There were food shortages, with people hoarding what they had and those who had more selling it at high prices. Many people traded priceless family jewelry for a few beans.
“The law was that of the man with the gun but you have only so much to part with. I somehow found a book and learned some Russian so I could speak with them and after that they treated me a little better,” said Rety.
One experience Rety will never forget: one day, when he feared that his mother was about to become a victim of violence, he stood between her and the Russian attacker, who was ready to kill him.
“The metallic sound of a bullet being put in a chamber to finish you off has a particular impact on your memory,” he recalled. He managed to create a diversion and he and his mother escaped into the night.
By this time, there were about 40,000 German soldiers holed up in the castle on the hill and they were running out of food. On Feb. 14, 1945, they made a break, coming down the hill to be killed or captured by the Russians. A few escaped to the surrounding countryside.
The siege ended but the Russians stayed on. When the war in Europe ended May 8, 1945, the Russians stayed on as the occupying force and started to enforce a Communist regime.
Rety went back to school: “I guess they thought Benedictines are not going to educate good Communists.”

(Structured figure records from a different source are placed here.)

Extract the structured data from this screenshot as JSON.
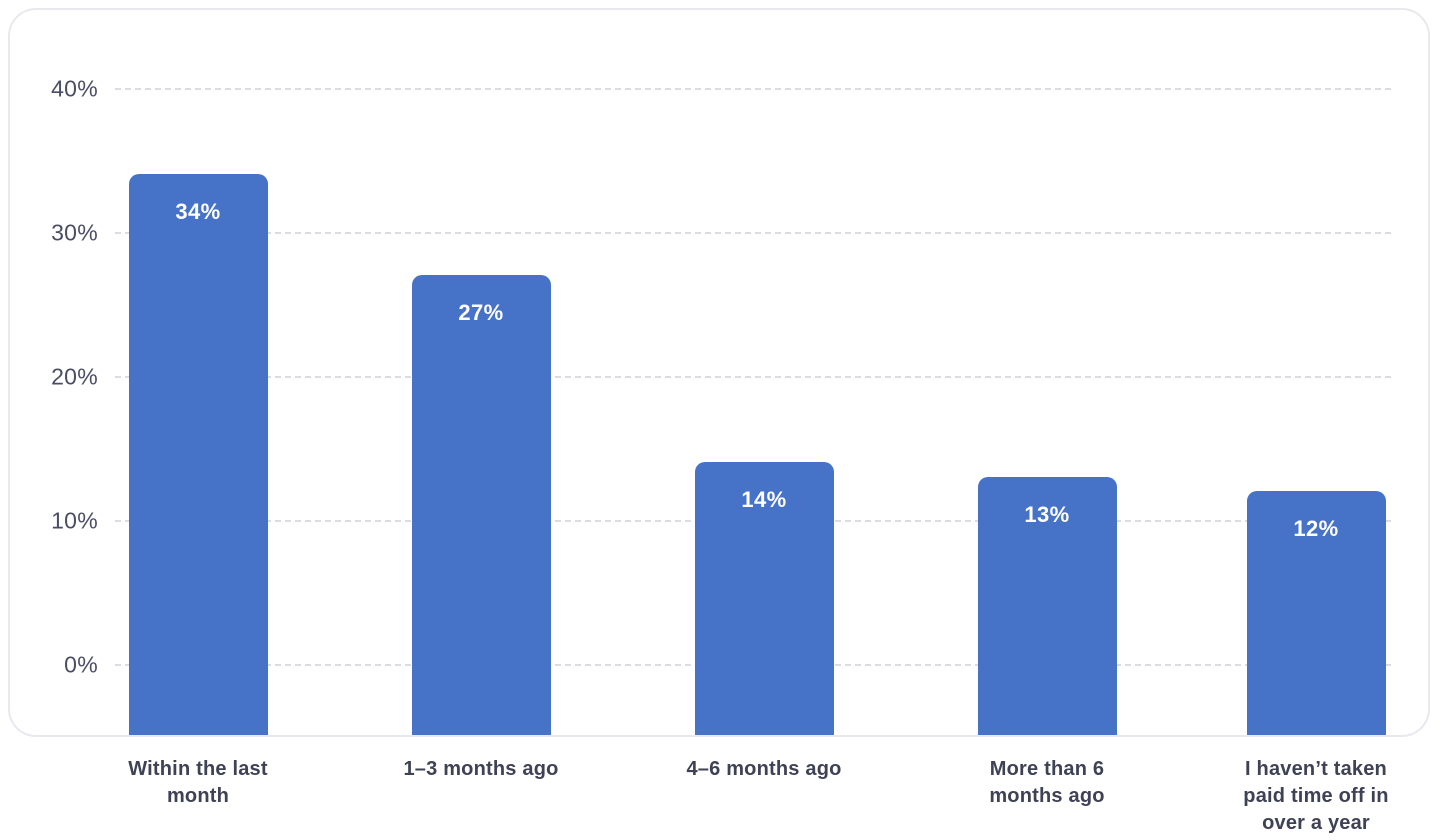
{
  "chart_data": {
    "type": "bar",
    "title": "",
    "xlabel": "",
    "ylabel": "",
    "categories": [
      "Within the last\nmonth",
      "1–3 months ago",
      "4–6 months ago",
      "More than 6\nmonths ago",
      "I haven’t taken\npaid time off in\nover a year"
    ],
    "values": [
      34,
      27,
      14,
      13,
      12
    ],
    "value_labels": [
      "34%",
      "27%",
      "14%",
      "13%",
      "12%"
    ],
    "y_ticks": [
      0,
      10,
      20,
      30,
      40
    ],
    "y_tick_labels": [
      "0%",
      "10%",
      "20%",
      "30%",
      "40%"
    ],
    "ylim": [
      -5,
      45
    ],
    "grid": "horizontal-dashed",
    "legend": "none",
    "colors": {
      "bar": "#4673C8",
      "bar_value_text": "#FFFFFF",
      "axis_tick_text": "#4A4D63",
      "category_text": "#3E4254",
      "gridline": "#DADCE1",
      "card_border": "#E7E9EE",
      "background": "#FFFFFF"
    }
  }
}
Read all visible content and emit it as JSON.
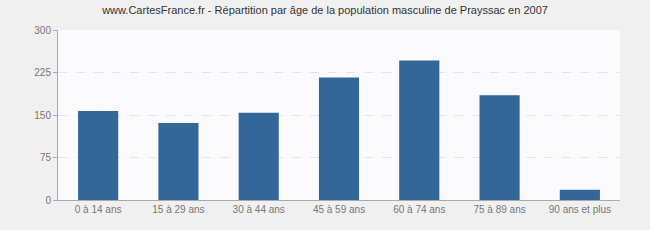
{
  "chart_data": {
    "type": "bar",
    "title": "www.CartesFrance.fr - Répartition par âge de la population masculine de Prayssac en 2007",
    "categories": [
      "0 à 14 ans",
      "15 à 29 ans",
      "30 à 44 ans",
      "45 à 59 ans",
      "60 à 74 ans",
      "75 à 89 ans",
      "90 ans et plus"
    ],
    "values": [
      157,
      136,
      154,
      216,
      246,
      185,
      18
    ],
    "color": "#336699",
    "ylim": [
      0,
      300
    ],
    "yticks": [
      0,
      75,
      150,
      225,
      300
    ],
    "grid": true
  }
}
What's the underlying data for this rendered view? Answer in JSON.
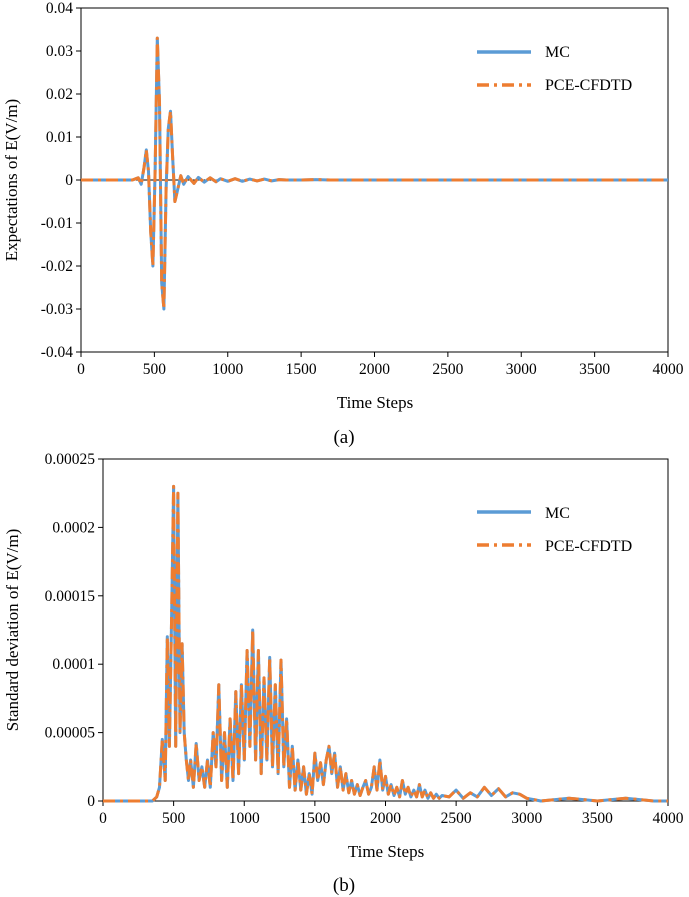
{
  "series_colors": {
    "mc": "#5b9bd5",
    "pce": "#ed7d31"
  },
  "chart_data": [
    {
      "type": "line",
      "panel": "(a)",
      "xlabel": "Time Steps",
      "ylabel": "Expectations of E(V/m)",
      "xlim": [
        0,
        4000
      ],
      "ylim": [
        -0.04,
        0.04
      ],
      "xticks": [
        0,
        500,
        1000,
        1500,
        2000,
        2500,
        3000,
        3500,
        4000
      ],
      "xtick_labels": [
        "0",
        "500",
        "1000",
        "1500",
        "2000",
        "2500",
        "3000",
        "3500",
        "4000"
      ],
      "yticks": [
        0.04,
        0.03,
        0.02,
        0.01,
        0,
        -0.01,
        -0.02,
        -0.03,
        -0.04
      ],
      "ytick_labels": [
        "0.04",
        "0.03",
        "0.02",
        "0.01",
        "0",
        "-0.01",
        "-0.02",
        "-0.03",
        "-0.04"
      ],
      "legend": [
        "MC",
        "PCE-CFDTD"
      ],
      "legend_position": "top-right",
      "series": [
        {
          "name": "MC",
          "style": "solid",
          "x": [
            0,
            350,
            390,
            410,
            430,
            445,
            460,
            475,
            490,
            505,
            520,
            535,
            550,
            565,
            580,
            595,
            610,
            625,
            640,
            660,
            680,
            700,
            730,
            770,
            800,
            840,
            880,
            920,
            950,
            1000,
            1050,
            1100,
            1150,
            1200,
            1250,
            1300,
            1350,
            1400,
            1500,
            1600,
            1700,
            1800,
            2000,
            2500,
            3000,
            3500,
            4000
          ],
          "y": [
            0,
            0,
            0.0005,
            -0.001,
            0.003,
            0.007,
            0.002,
            -0.012,
            -0.02,
            0.002,
            0.033,
            0.018,
            -0.024,
            -0.03,
            -0.002,
            0.012,
            0.016,
            0.005,
            -0.005,
            -0.002,
            0.001,
            -0.001,
            0.0008,
            -0.0008,
            0.0006,
            -0.0005,
            0.0005,
            -0.0004,
            0.0003,
            -0.0003,
            0.0003,
            -0.0003,
            0.0002,
            -0.0002,
            0.0002,
            -0.0002,
            0.0001,
            0,
            0,
            0.0001,
            0,
            0,
            0,
            0,
            0,
            0,
            0
          ]
        },
        {
          "name": "PCE-CFDTD",
          "style": "dash-dot",
          "x": [
            0,
            350,
            390,
            410,
            430,
            445,
            460,
            475,
            490,
            505,
            520,
            535,
            550,
            565,
            580,
            595,
            610,
            625,
            640,
            660,
            680,
            700,
            730,
            770,
            800,
            840,
            880,
            920,
            950,
            1000,
            1050,
            1100,
            1150,
            1200,
            1250,
            1300,
            1350,
            1400,
            1500,
            1600,
            1700,
            1800,
            2000,
            2500,
            3000,
            3500,
            4000
          ],
          "y": [
            0,
            0,
            0.0005,
            -0.001,
            0.003,
            0.007,
            0.002,
            -0.012,
            -0.02,
            0.002,
            0.033,
            0.018,
            -0.024,
            -0.03,
            -0.002,
            0.012,
            0.016,
            0.005,
            -0.005,
            -0.002,
            0.001,
            -0.001,
            0.0008,
            -0.0008,
            0.0006,
            -0.0005,
            0.0005,
            -0.0004,
            0.0003,
            -0.0003,
            0.0003,
            -0.0003,
            0.0002,
            -0.0002,
            0.0002,
            -0.0002,
            0.0001,
            0,
            0,
            0.0001,
            0,
            0,
            0,
            0,
            0,
            0,
            0
          ]
        }
      ]
    },
    {
      "type": "line",
      "panel": "(b)",
      "xlabel": "Time Steps",
      "ylabel": "Standard deviation of E(V/m)",
      "xlim": [
        0,
        4000
      ],
      "ylim": [
        0,
        0.00025
      ],
      "xticks": [
        0,
        500,
        1000,
        1500,
        2000,
        2500,
        3000,
        3500,
        4000
      ],
      "xtick_labels": [
        "0",
        "500",
        "1000",
        "1500",
        "2000",
        "2500",
        "3000",
        "3500",
        "4000"
      ],
      "yticks": [
        0.00025,
        0.0002,
        0.00015,
        0.0001,
        5e-05,
        0
      ],
      "ytick_labels": [
        "0.00025",
        "0.0002",
        "0.00015",
        "0.0001",
        "0.00005",
        "0"
      ],
      "legend": [
        "MC",
        "PCE-CFDTD"
      ],
      "legend_position": "top-right",
      "series": [
        {
          "name": "MC",
          "style": "solid",
          "x": [
            0,
            350,
            380,
            400,
            420,
            440,
            455,
            470,
            485,
            500,
            515,
            530,
            545,
            560,
            575,
            590,
            605,
            620,
            640,
            660,
            680,
            700,
            720,
            740,
            760,
            780,
            800,
            820,
            840,
            860,
            880,
            900,
            920,
            940,
            960,
            980,
            1000,
            1020,
            1040,
            1060,
            1080,
            1100,
            1120,
            1140,
            1160,
            1180,
            1200,
            1220,
            1240,
            1260,
            1280,
            1300,
            1320,
            1340,
            1360,
            1380,
            1400,
            1420,
            1440,
            1460,
            1480,
            1500,
            1520,
            1540,
            1560,
            1580,
            1600,
            1620,
            1640,
            1660,
            1680,
            1700,
            1720,
            1740,
            1760,
            1780,
            1800,
            1820,
            1840,
            1860,
            1880,
            1900,
            1920,
            1940,
            1960,
            1980,
            2000,
            2020,
            2040,
            2060,
            2080,
            2100,
            2120,
            2140,
            2160,
            2180,
            2200,
            2220,
            2240,
            2260,
            2280,
            2300,
            2320,
            2340,
            2360,
            2380,
            2400,
            2450,
            2500,
            2550,
            2600,
            2650,
            2700,
            2750,
            2800,
            2850,
            2900,
            2950,
            3000,
            3050,
            3100,
            3200,
            3300,
            3400,
            3500,
            3600,
            3700,
            3800,
            3900,
            4000
          ],
          "y": [
            0,
            0,
            3e-06,
            1e-05,
            4.5e-05,
            1.5e-05,
            0.00012,
            4e-05,
            0.00013,
            0.00023,
            4e-05,
            0.000225,
            5e-05,
            0.000115,
            5e-05,
            3e-05,
            1.5e-05,
            3e-05,
            1e-05,
            4.2e-05,
            1.5e-05,
            2.5e-05,
            1e-05,
            3e-05,
            1e-05,
            5e-05,
            2.5e-05,
            8.5e-05,
            1.5e-05,
            5e-05,
            1e-05,
            6e-05,
            1.5e-05,
            8e-05,
            2e-05,
            8.5e-05,
            3e-05,
            0.00011,
            4e-05,
            0.000125,
            3e-05,
            0.00011,
            2e-05,
            9e-05,
            3e-05,
            0.000105,
            2.5e-05,
            8.5e-05,
            2e-05,
            0.000103,
            2.5e-05,
            6e-05,
            1e-05,
            4e-05,
            8e-06,
            3e-05,
            8e-06,
            2.5e-05,
            5e-06,
            2e-05,
            5e-06,
            3.5e-05,
            1.5e-05,
            2.8e-05,
            1.2e-05,
            3e-05,
            4e-05,
            2e-05,
            3.5e-05,
            1e-05,
            2.5e-05,
            8e-06,
            2e-05,
            6e-06,
            1.5e-05,
            5e-06,
            1.2e-05,
            4e-06,
            1e-05,
            1.5e-05,
            5e-06,
            1e-05,
            2.5e-05,
            8e-06,
            3e-05,
            8e-06,
            1.8e-05,
            5e-06,
            1.2e-05,
            4e-06,
            1e-05,
            3e-06,
            1.5e-05,
            5e-06,
            1e-05,
            3e-06,
            8e-06,
            3e-06,
            1.2e-05,
            3e-06,
            8e-06,
            2e-06,
            6e-06,
            2e-06,
            5e-06,
            2e-06,
            4e-06,
            3e-06,
            8e-06,
            2e-06,
            6e-06,
            3e-06,
            1e-05,
            4e-06,
            9e-06,
            3e-06,
            6e-06,
            5e-06,
            2e-06,
            1e-06,
            0,
            1e-06,
            2e-06,
            1e-06,
            0,
            1e-06,
            2e-06,
            1e-06,
            0,
            0
          ]
        },
        {
          "name": "PCE-CFDTD",
          "style": "dash-dot",
          "x": [
            0,
            350,
            380,
            400,
            420,
            440,
            455,
            470,
            485,
            500,
            515,
            530,
            545,
            560,
            575,
            590,
            605,
            620,
            640,
            660,
            680,
            700,
            720,
            740,
            760,
            780,
            800,
            820,
            840,
            860,
            880,
            900,
            920,
            940,
            960,
            980,
            1000,
            1020,
            1040,
            1060,
            1080,
            1100,
            1120,
            1140,
            1160,
            1180,
            1200,
            1220,
            1240,
            1260,
            1280,
            1300,
            1320,
            1340,
            1360,
            1380,
            1400,
            1420,
            1440,
            1460,
            1480,
            1500,
            1520,
            1540,
            1560,
            1580,
            1600,
            1620,
            1640,
            1660,
            1680,
            1700,
            1720,
            1740,
            1760,
            1780,
            1800,
            1820,
            1840,
            1860,
            1880,
            1900,
            1920,
            1940,
            1960,
            1980,
            2000,
            2020,
            2040,
            2060,
            2080,
            2100,
            2120,
            2140,
            2160,
            2180,
            2200,
            2220,
            2240,
            2260,
            2280,
            2300,
            2320,
            2340,
            2360,
            2380,
            2400,
            2450,
            2500,
            2550,
            2600,
            2650,
            2700,
            2750,
            2800,
            2850,
            2900,
            2950,
            3000,
            3050,
            3100,
            3200,
            3300,
            3400,
            3500,
            3600,
            3700,
            3800,
            3900,
            4000
          ],
          "y": [
            0,
            0,
            3e-06,
            1e-05,
            4.5e-05,
            1.5e-05,
            0.00012,
            4e-05,
            0.00013,
            0.00023,
            4e-05,
            0.000225,
            5e-05,
            0.000115,
            5e-05,
            3e-05,
            1.5e-05,
            3e-05,
            1e-05,
            4.2e-05,
            1.5e-05,
            2.5e-05,
            1e-05,
            3e-05,
            1e-05,
            5e-05,
            2.5e-05,
            8.5e-05,
            1.5e-05,
            5e-05,
            1e-05,
            6e-05,
            1.5e-05,
            8e-05,
            2e-05,
            8.5e-05,
            3e-05,
            0.00011,
            4e-05,
            0.000125,
            3e-05,
            0.00011,
            2e-05,
            9e-05,
            3e-05,
            0.000105,
            2.5e-05,
            8.5e-05,
            2e-05,
            0.000103,
            2.5e-05,
            6e-05,
            1e-05,
            4e-05,
            8e-06,
            3e-05,
            8e-06,
            2.5e-05,
            5e-06,
            2e-05,
            5e-06,
            3.5e-05,
            1.5e-05,
            2.8e-05,
            1.2e-05,
            3e-05,
            4e-05,
            2e-05,
            3.5e-05,
            1e-05,
            2.5e-05,
            8e-06,
            2e-05,
            6e-06,
            1.5e-05,
            5e-06,
            1.2e-05,
            4e-06,
            1e-05,
            1.5e-05,
            5e-06,
            1e-05,
            2.5e-05,
            8e-06,
            3e-05,
            8e-06,
            1.8e-05,
            5e-06,
            1.2e-05,
            4e-06,
            1e-05,
            3e-06,
            1.5e-05,
            5e-06,
            1e-05,
            3e-06,
            8e-06,
            3e-06,
            1.2e-05,
            3e-06,
            8e-06,
            2e-06,
            6e-06,
            2e-06,
            5e-06,
            2e-06,
            4e-06,
            3e-06,
            8e-06,
            2e-06,
            6e-06,
            3e-06,
            1e-05,
            4e-06,
            9e-06,
            3e-06,
            6e-06,
            5e-06,
            2e-06,
            1e-06,
            0,
            1e-06,
            2e-06,
            1e-06,
            0,
            1e-06,
            2e-06,
            1e-06,
            0,
            0
          ]
        }
      ]
    }
  ]
}
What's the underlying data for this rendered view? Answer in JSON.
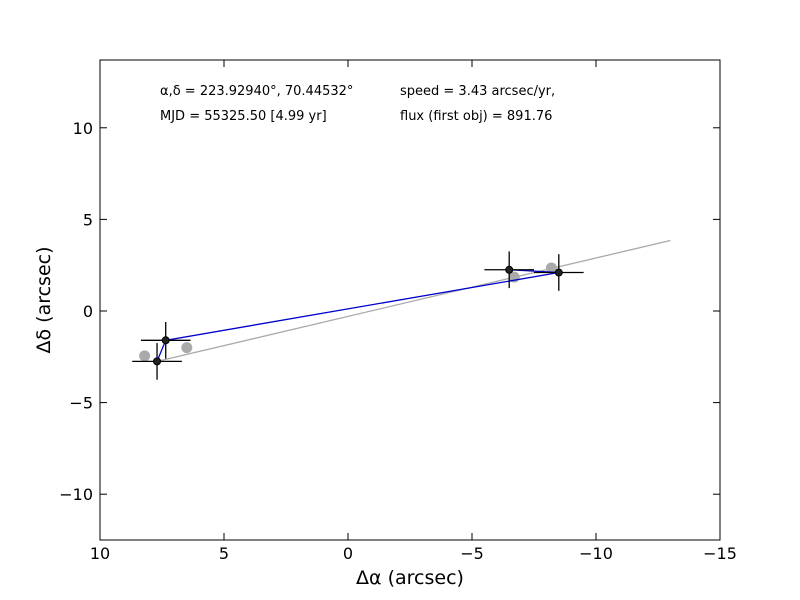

The Benedictine monks somehow arranged for Rety to get a scholarship to finish his studies at a school in England and in 1947 he left hurriedly, not seeing his family again for 31 years.
“It was a difficult thing but I won the lottery of life with that move.”
He learned English quickly and did well in his studies, then moved to London to work at a variety of jobs. When he decided that he wanted to become a doctor, he had to pick up his science courses at night school to qualify for university entrance. After he completed his medical studies, he felt there was little chance for advancement in England as he was not allowed to choose where to live and practise.
The Canadian Army had a shortage of doctors and Rety joined as a Captain, medical officer, Lord Strathcona’s Horse. A long and interesting life followed and he tells about it in his book.
The book, with its vivid and highly readable style, owes its beginning to the stories he told his family. They urged him to write them down and he did. No Return Ticket is told as a series of stories that can be read individually in any order or chronologically to make up a whole.
No Return Ticket is available at Cole’s.